Pay humans to be human... they're surprisingly good at it you know...

Comment Re:legal basis? (Score 2) 82

The thing about those "license agreements" is that they're generally unenforceable for many reasons, a major one being contract law (in the UK, at least). To be legal, a contract has to be "fair" (a tricky legal term, a bit like "the man on the street") as well as other steps such as both parties must have had the opportunity to contribute to the agreement, with negotiated terms that must be made on an equal footing. A typical "license agreement" that is *forced* on you by making you click "yes" on receiving a software update is not valid because there was no option to add proposed terms nor to negotiate, nor was it made on the basis of two parties of equal footing entering an agreement - one is simply told "sign this bit of paper or you don't get to use the software you have already paid for" and isn't even given the chance to add their own terms (such as "you will pay for the man hours of our staff you use in any such audit").

It is my understanding that software companies have never (except in very specific exceptions) tested the enforcement of such a "license" in court as most of them know they aren't valid from the most basic legal perspective of what constitutes a fair agreement between two parties.

Comment Re:Quiz (Score 1) 86

Personally, I'd re-write the sentence as:

In my garden I grow berries of all sorts, lemons, limes, radishes and lettuce.

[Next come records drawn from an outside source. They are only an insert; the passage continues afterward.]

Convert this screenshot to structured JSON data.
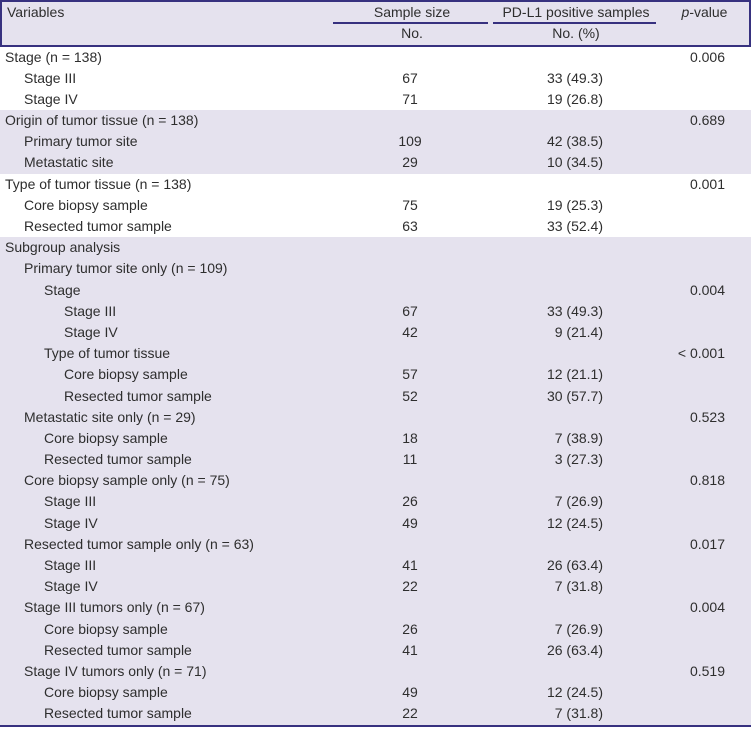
{
  "colors": {
    "rule_purple": "#37317f",
    "band_lavender": "#e5e2ee",
    "text": "#2e2e2e",
    "row_white": "#ffffff"
  },
  "table": {
    "header": {
      "variables": "Variables",
      "sample_size": "Sample size",
      "sample_size_sub": "No.",
      "pdl1": "PD-L1 positive samples",
      "pdl1_sub": "No. (%)",
      "p_italic": "p",
      "p_rest": "-value"
    },
    "rows": [
      {
        "label": "Stage (n = 138)",
        "indent": 0,
        "no": "",
        "pdl1": "",
        "p": "0.006",
        "shade": "white"
      },
      {
        "label": "Stage III",
        "indent": 1,
        "no": "67",
        "pdl1": "33 (49.3)",
        "p": "",
        "shade": "white"
      },
      {
        "label": "Stage IV",
        "indent": 1,
        "no": "71",
        "pdl1": "19 (26.8)",
        "p": "",
        "shade": "white"
      },
      {
        "label": "Origin of tumor tissue (n = 138)",
        "indent": 0,
        "no": "",
        "pdl1": "",
        "p": "0.689",
        "shade": "lav"
      },
      {
        "label": "Primary tumor site",
        "indent": 1,
        "no": "109",
        "pdl1": "42 (38.5)",
        "p": "",
        "shade": "lav"
      },
      {
        "label": "Metastatic site",
        "indent": 1,
        "no": "29",
        "pdl1": "10 (34.5)",
        "p": "",
        "shade": "lav"
      },
      {
        "label": "Type of tumor tissue (n = 138)",
        "indent": 0,
        "no": "",
        "pdl1": "",
        "p": "0.001",
        "shade": "white"
      },
      {
        "label": "Core biopsy sample",
        "indent": 1,
        "no": "75",
        "pdl1": "19 (25.3)",
        "p": "",
        "shade": "white"
      },
      {
        "label": "Resected tumor sample",
        "indent": 1,
        "no": "63",
        "pdl1": "33 (52.4)",
        "p": "",
        "shade": "white"
      },
      {
        "label": "Subgroup analysis",
        "indent": 0,
        "no": "",
        "pdl1": "",
        "p": "",
        "shade": "lav"
      },
      {
        "label": "Primary tumor site only (n = 109)",
        "indent": 1,
        "no": "",
        "pdl1": "",
        "p": "",
        "shade": "lav"
      },
      {
        "label": "Stage",
        "indent": 2,
        "no": "",
        "pdl1": "",
        "p": "0.004",
        "shade": "lav"
      },
      {
        "label": "Stage III",
        "indent": 3,
        "no": "67",
        "pdl1": "33 (49.3)",
        "p": "",
        "shade": "lav"
      },
      {
        "label": "Stage IV",
        "indent": 3,
        "no": "42",
        "pdl1": "9 (21.4)",
        "p": "",
        "shade": "lav"
      },
      {
        "label": "Type of tumor tissue",
        "indent": 2,
        "no": "",
        "pdl1": "",
        "p": "< 0.001",
        "shade": "lav"
      },
      {
        "label": "Core biopsy sample",
        "indent": 3,
        "no": "57",
        "pdl1": "12 (21.1)",
        "p": "",
        "shade": "lav"
      },
      {
        "label": "Resected tumor sample",
        "indent": 3,
        "no": "52",
        "pdl1": "30 (57.7)",
        "p": "",
        "shade": "lav"
      },
      {
        "label": "Metastatic site only (n = 29)",
        "indent": 1,
        "no": "",
        "pdl1": "",
        "p": "0.523",
        "shade": "lav"
      },
      {
        "label": "Core biopsy sample",
        "indent": 2,
        "no": "18",
        "pdl1": "7 (38.9)",
        "p": "",
        "shade": "lav"
      },
      {
        "label": "Resected tumor sample",
        "indent": 2,
        "no": "11",
        "pdl1": "3 (27.3)",
        "p": "",
        "shade": "lav"
      },
      {
        "label": "Core biopsy sample only (n = 75)",
        "indent": 1,
        "no": "",
        "pdl1": "",
        "p": "0.818",
        "shade": "lav"
      },
      {
        "label": "Stage III",
        "indent": 2,
        "no": "26",
        "pdl1": "7 (26.9)",
        "p": "",
        "shade": "lav"
      },
      {
        "label": "Stage IV",
        "indent": 2,
        "no": "49",
        "pdl1": "12 (24.5)",
        "p": "",
        "shade": "lav"
      },
      {
        "label": "Resected tumor sample only (n = 63)",
        "indent": 1,
        "no": "",
        "pdl1": "",
        "p": "0.017",
        "shade": "lav"
      },
      {
        "label": "Stage III",
        "indent": 2,
        "no": "41",
        "pdl1": "26 (63.4)",
        "p": "",
        "shade": "lav"
      },
      {
        "label": "Stage IV",
        "indent": 2,
        "no": "22",
        "pdl1": "7 (31.8)",
        "p": "",
        "shade": "lav"
      },
      {
        "label": "Stage III tumors only (n = 67)",
        "indent": 1,
        "no": "",
        "pdl1": "",
        "p": "0.004",
        "shade": "lav"
      },
      {
        "label": "Core biopsy sample",
        "indent": 2,
        "no": "26",
        "pdl1": "7 (26.9)",
        "p": "",
        "shade": "lav"
      },
      {
        "label": "Resected tumor sample",
        "indent": 2,
        "no": "41",
        "pdl1": "26 (63.4)",
        "p": "",
        "shade": "lav"
      },
      {
        "label": "Stage IV tumors only (n = 71)",
        "indent": 1,
        "no": "",
        "pdl1": "",
        "p": "0.519",
        "shade": "lav"
      },
      {
        "label": "Core biopsy sample",
        "indent": 2,
        "no": "49",
        "pdl1": "12 (24.5)",
        "p": "",
        "shade": "lav"
      },
      {
        "label": "Resected tumor sample",
        "indent": 2,
        "no": "22",
        "pdl1": "7 (31.8)",
        "p": "",
        "shade": "lav"
      }
    ]
  }
}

although there's an argument going on in my head to write it as:

In my garden I grow: berries of all sorts, lemons, limes, radishes and lettuce.

But yeah, it's just a horrible sentence. In fact, initially I thought they were considering the lemons, limes, radishes and lettuce as berries. Totally confusing! I work in publishing in the UK BTW, and my job involves editing and proof-reading, so really I should be getting this right, but... this is actually quite a difficult one IMHO!

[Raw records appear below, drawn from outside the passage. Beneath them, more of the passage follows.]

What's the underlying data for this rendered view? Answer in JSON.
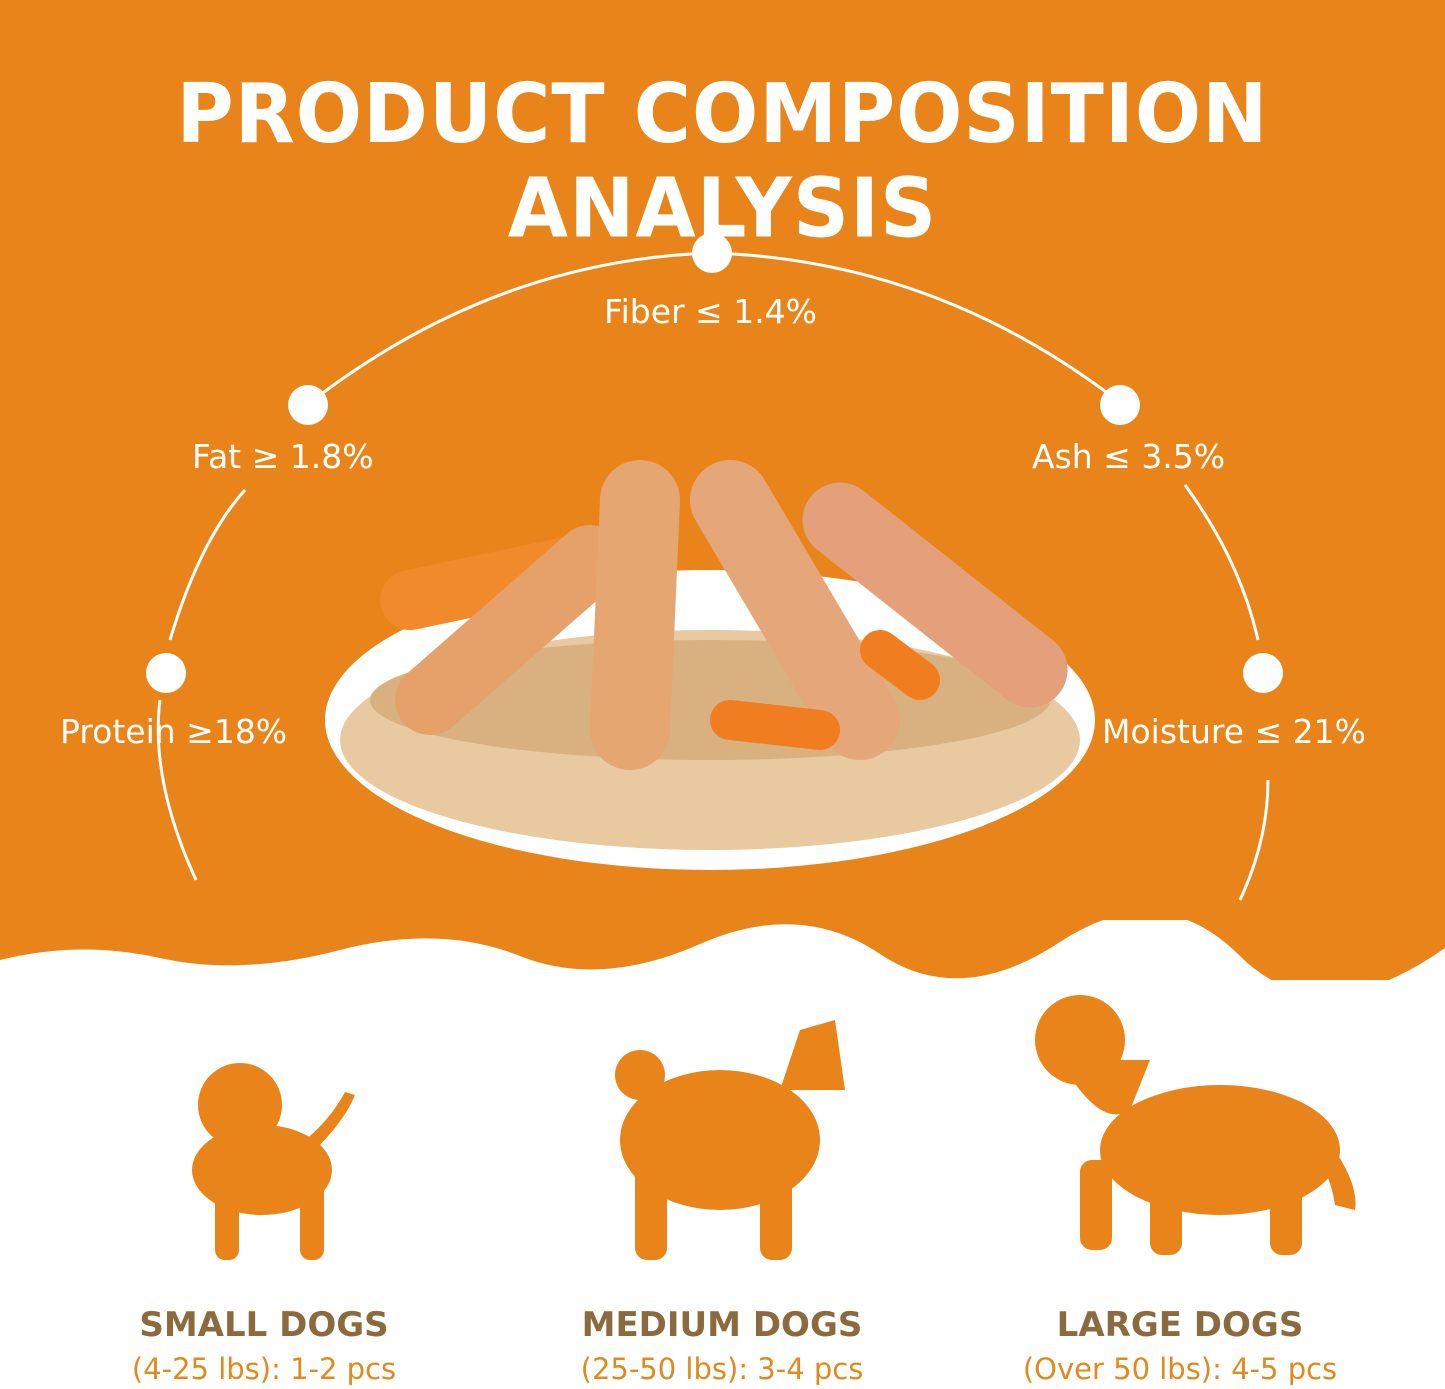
{
  "title": "PRODUCT COMPOSITION ANALYSIS",
  "colors": {
    "background": "#E8841A",
    "accent_text": "#8B6A3E",
    "subtext": "#E08A1E"
  },
  "nutrients": [
    {
      "label": "Protein ≥18%"
    },
    {
      "label": "Fat ≥ 1.8%"
    },
    {
      "label": "Fiber ≤ 1.4%"
    },
    {
      "label": "Ash ≤ 3.5%"
    },
    {
      "label": "Moisture ≤ 21%"
    }
  ],
  "dogs": [
    {
      "name": "SMALL DOGS",
      "dosage": "(4-25 lbs): 1-2 pcs",
      "icon": "small-dog-icon"
    },
    {
      "name": "MEDIUM DOGS",
      "dosage": "(25-50 lbs): 3-4 pcs",
      "icon": "medium-dog-icon"
    },
    {
      "name": "LARGE DOGS",
      "dosage": "(Over 50 lbs): 4-5 pcs",
      "icon": "large-dog-icon"
    }
  ]
}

I have found over the last ten years that so many authors don't know how to use semicolons. Also ellipses, which they often use where an em-dash should go, for example at the end of a line of interrupted speech (as opposed to someone's sentence trailing off gradually into nothing).

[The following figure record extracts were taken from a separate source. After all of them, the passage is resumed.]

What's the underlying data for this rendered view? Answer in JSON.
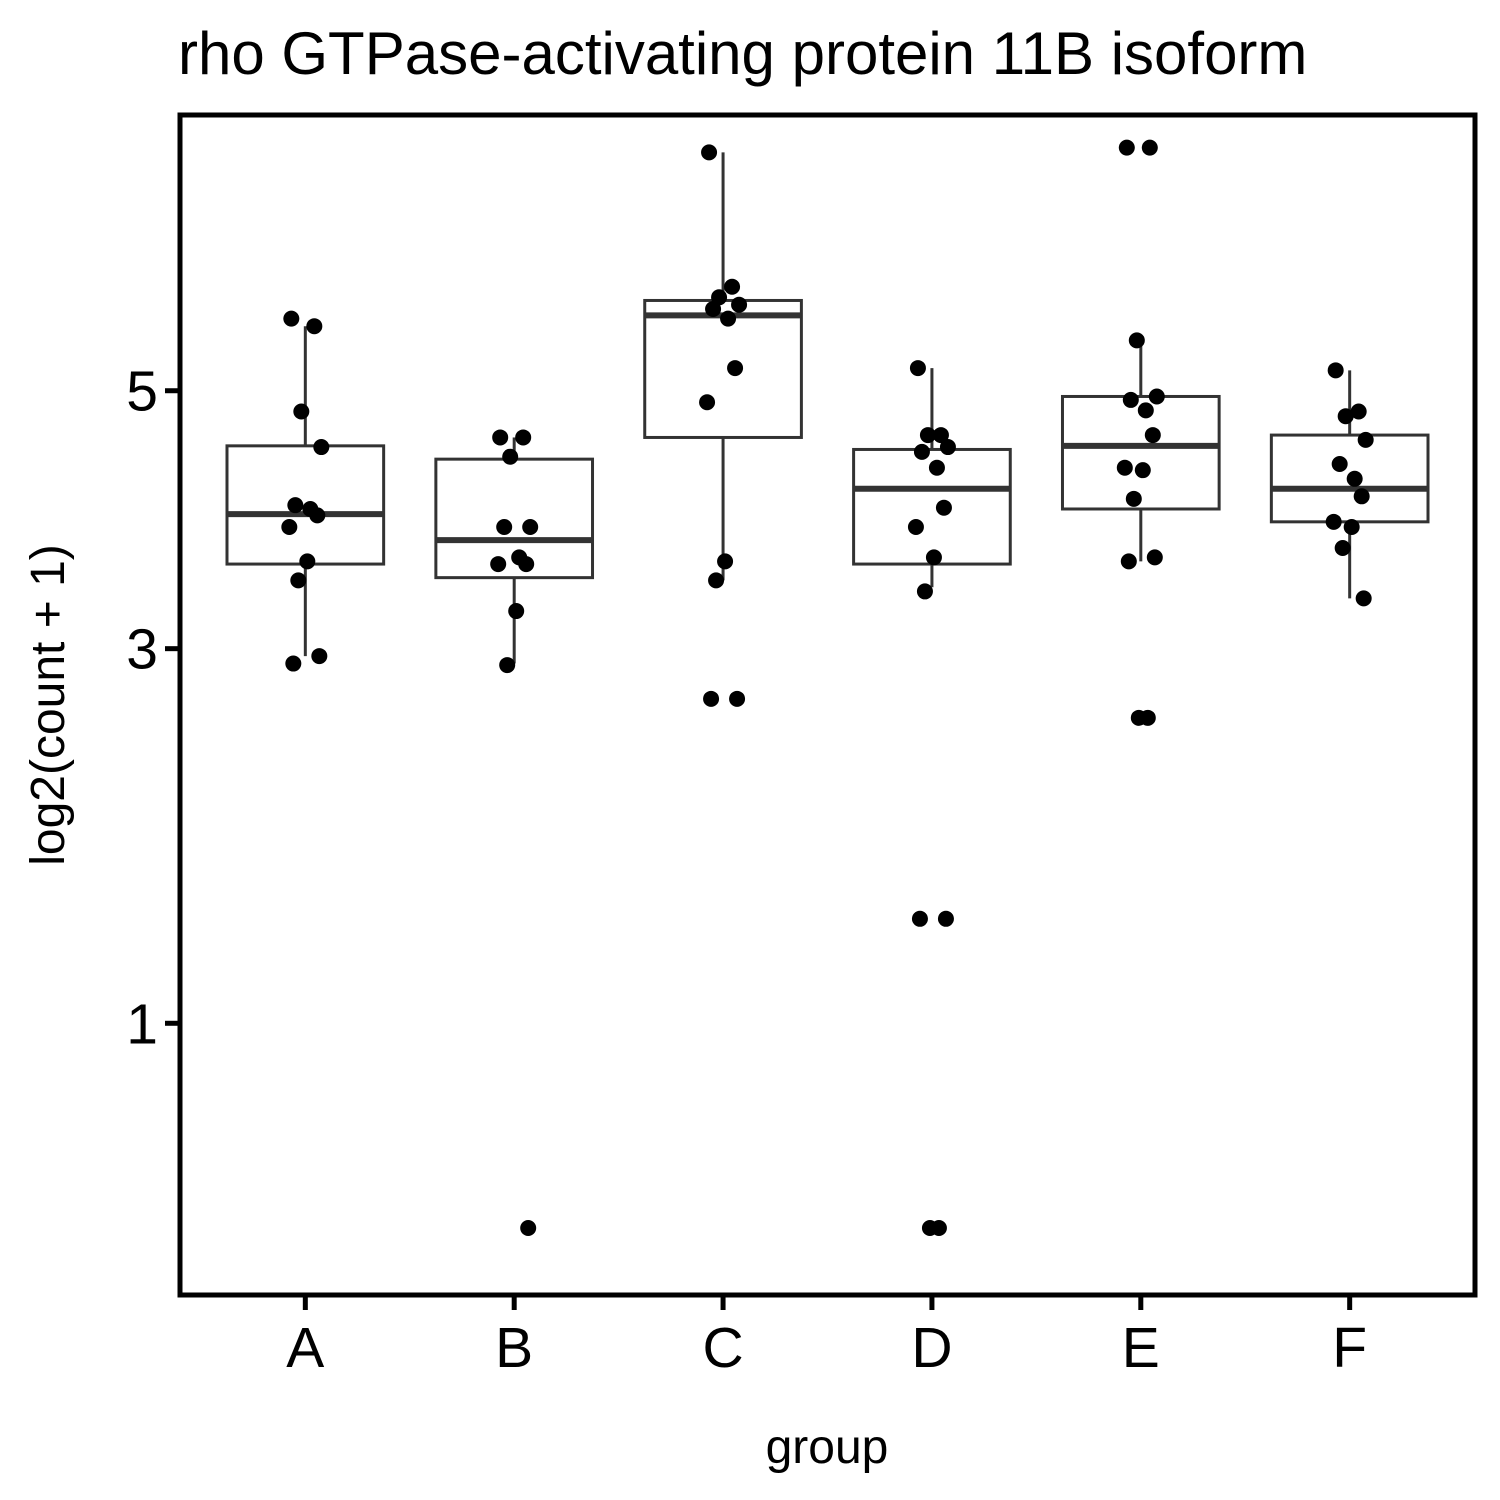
{
  "chart_data": {
    "type": "box",
    "title": "rho GTPase-activating protein 11B isoform",
    "xlabel": "group",
    "ylabel": "log2(count + 1)",
    "y_scale": "sqrt",
    "ylim": [
      0.22,
      7.7
    ],
    "y_ticks": [
      1,
      3,
      5
    ],
    "categories": [
      "A",
      "B",
      "C",
      "D",
      "E",
      "F"
    ],
    "boxes": [
      {
        "group": "A",
        "whisker_low": 2.95,
        "q1": 3.6,
        "median": 3.98,
        "q3": 4.53,
        "whisker_high": 5.58
      },
      {
        "group": "B",
        "whisker_low": 2.9,
        "q1": 3.5,
        "median": 3.78,
        "q3": 4.42,
        "whisker_high": 4.6
      },
      {
        "group": "C",
        "whisker_low": 3.48,
        "q1": 4.6,
        "median": 5.68,
        "q3": 5.82,
        "whisker_high": 7.3
      },
      {
        "group": "D",
        "whisker_low": 3.43,
        "q1": 3.6,
        "median": 4.18,
        "q3": 4.5,
        "whisker_high": 5.2
      },
      {
        "group": "E",
        "whisker_low": 3.62,
        "q1": 4.02,
        "median": 4.53,
        "q3": 4.95,
        "whisker_high": 5.4
      },
      {
        "group": "F",
        "whisker_low": 3.35,
        "q1": 3.92,
        "median": 4.18,
        "q3": 4.62,
        "whisker_high": 5.18
      }
    ],
    "points": [
      {
        "group": "A",
        "values": [
          5.65,
          5.58,
          4.82,
          4.52,
          4.05,
          4.02,
          3.97,
          3.88,
          3.62,
          3.48,
          2.95,
          2.9
        ]
      },
      {
        "group": "B",
        "values": [
          4.6,
          4.6,
          4.44,
          3.88,
          3.88,
          3.65,
          3.6,
          3.6,
          3.26,
          2.89,
          0.36
        ]
      },
      {
        "group": "C",
        "values": [
          7.3,
          5.95,
          5.85,
          5.78,
          5.74,
          5.65,
          5.2,
          4.9,
          3.62,
          3.48,
          2.67,
          2.67
        ]
      },
      {
        "group": "D",
        "values": [
          5.2,
          4.62,
          4.62,
          4.52,
          4.48,
          4.35,
          4.03,
          3.88,
          3.65,
          3.4,
          1.45,
          1.45,
          0.36,
          0.36
        ]
      },
      {
        "group": "E",
        "values": [
          7.35,
          7.35,
          5.45,
          4.95,
          4.92,
          4.83,
          4.62,
          4.35,
          4.33,
          4.1,
          3.65,
          3.62,
          2.55,
          2.55
        ]
      },
      {
        "group": "F",
        "values": [
          5.18,
          4.82,
          4.78,
          4.58,
          4.38,
          4.26,
          4.12,
          3.92,
          3.88,
          3.72,
          3.35
        ]
      }
    ]
  }
}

Comment American Freedom Act? (Score 1) 138

She recently drafted an American Freedom Act bill -- a seven-page handwritten document -- to bolster the presumption of innocence and change criminal procedure

This is the bit that I'm confused by. Was she presumed guilty prior to conviction? I don't believe so. Why does the presumption of innocence need bolstering? And what would that look like?

Don't get me wrong, I think the American criminal justice system is insane, but... just like how I believe the worst person to give HIV safety advice is someone who has AIDS (I think people at risk would pay far more attention to someone who actually followed said advice than someone saying "I didn't do this but you should"), I don't think it's right for a criminal who has been proven guilty to be proposing legislation that bolsters the presumption of innocence. You *weren't* innocent, so what's your beef? Crazy.

Comment Statistical Data Points, Right? (Score 3, Interesting) 20

I know this is Slashdot, but I DID actually look at the linked examples whereby the AI tool replicated entire (or almost entire) articles. And... as long as the evidence isn't completely fabricated, it's genuinely surprising. People who take the position LLM operators always say that it's just statistical data points and the model doesn't contain enough of the original to be able to spit out anything that would count as infringing. Well... not in this case, no sirree - we're talking multiple paragraphs of text lifted verbatim. For one, I cannot see any "fair use" defence (or any other kind) here. And two, a question: is there something about this specific model that enabled it to quote such large chunks of text, or is this an eye-opener that ALL LLMs might do the same thing?